Durham, North Carolina
Peter Eversoll is a photographer who works primarily on documentary projects and photography based community advocacy efforts, both in the USA and abroad. Additionally, he works with farmworkers in Eastern North Carolina, and is a co-founder of the farmworker advocacy non-profit NC FIELD (www.ncfield.org). He has also taught painting and contemporary art at La Universidad Autónoma del Estado de Hidalgo in Mexico, and Photography at the Living Arts College in Raleigh, and has an MFA from La Academia de San Carlos, Universidad Nacional Autónoma de México. In 2007-08 he was Visiting Artist at FARO de Oriente in Mexico City, and was Artist in Residence at Golden Belt Studios in Durham, NC in 2009. He has exhibited his work throughout the USA and Latin America. From 1998 to 2004 he earned his chops as a dairy farmer in Oaxaca, Mexico.

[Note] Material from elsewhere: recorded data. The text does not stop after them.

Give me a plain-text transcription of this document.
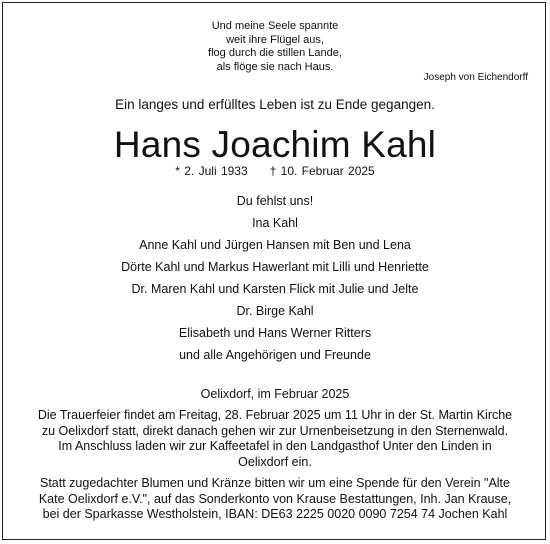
Und meine Seele spannte
weit ihre Flügel aus,
flog durch die stillen Lande,
als flöge sie nach Haus.
Joseph von Eichendorff
Ein langes und erfülltes Leben ist zu Ende gegangen.
Hans Joachim Kahl
* 2. Juli 1933 † 10. Februar 2025
Du fehlst uns!
Ina Kahl
Anne Kahl und Jürgen Hansen mit Ben und Lena
Dörte Kahl und Markus Hawerlant mit Lilli und Henriette
Dr. Maren Kahl und Karsten Flick mit Julie und Jelte
Dr. Birge Kahl
Elisabeth und Hans Werner Ritters
und alle Angehörigen und Freunde
Oelixdorf, im Februar 2025
Die Trauerfeier findet am Freitag, 28. Februar 2025 um 11 Uhr in der St. Martin Kirche
zu Oelixdorf statt, direkt danach gehen wir zur Urnenbeisetzung in den Sternenwald.
Im Anschluss laden wir zur Kaffeetafel in den Landgasthof Unter den Linden in
Oelixdorf ein.
Statt zugedachter Blumen und Kränze bitten wir um eine Spende für den Verein "Alte
Kate Oelixdorf e.V.", auf das Sonderkonto von Krause Bestattungen, Inh. Jan Krause,
bei der Sparkasse Westholstein, IBAN: DE63 2225 0020 0090 7254 74 Jochen Kahl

Charleston, South Carolina
Lorna is a Jamaican American who works to preserve and promote the culture of the Caribbean. In 2006 she launched Charleston Carifest, a Caribbean Carnival. She manages Carifest from choosing the theme of the year, to working individually and collectively with costumes. Lorna makes carnival costumes of wire, paper, feathers, hot glue, fabric, and trimmings of stones. Lorna is an artist who has the commitment to making work in, with, by, for and about her community. A carnival is meaningful as a collective process. And Lorna is searching to break barriers between disciplines and cultures, while respecting everyone’s skills and possibilities.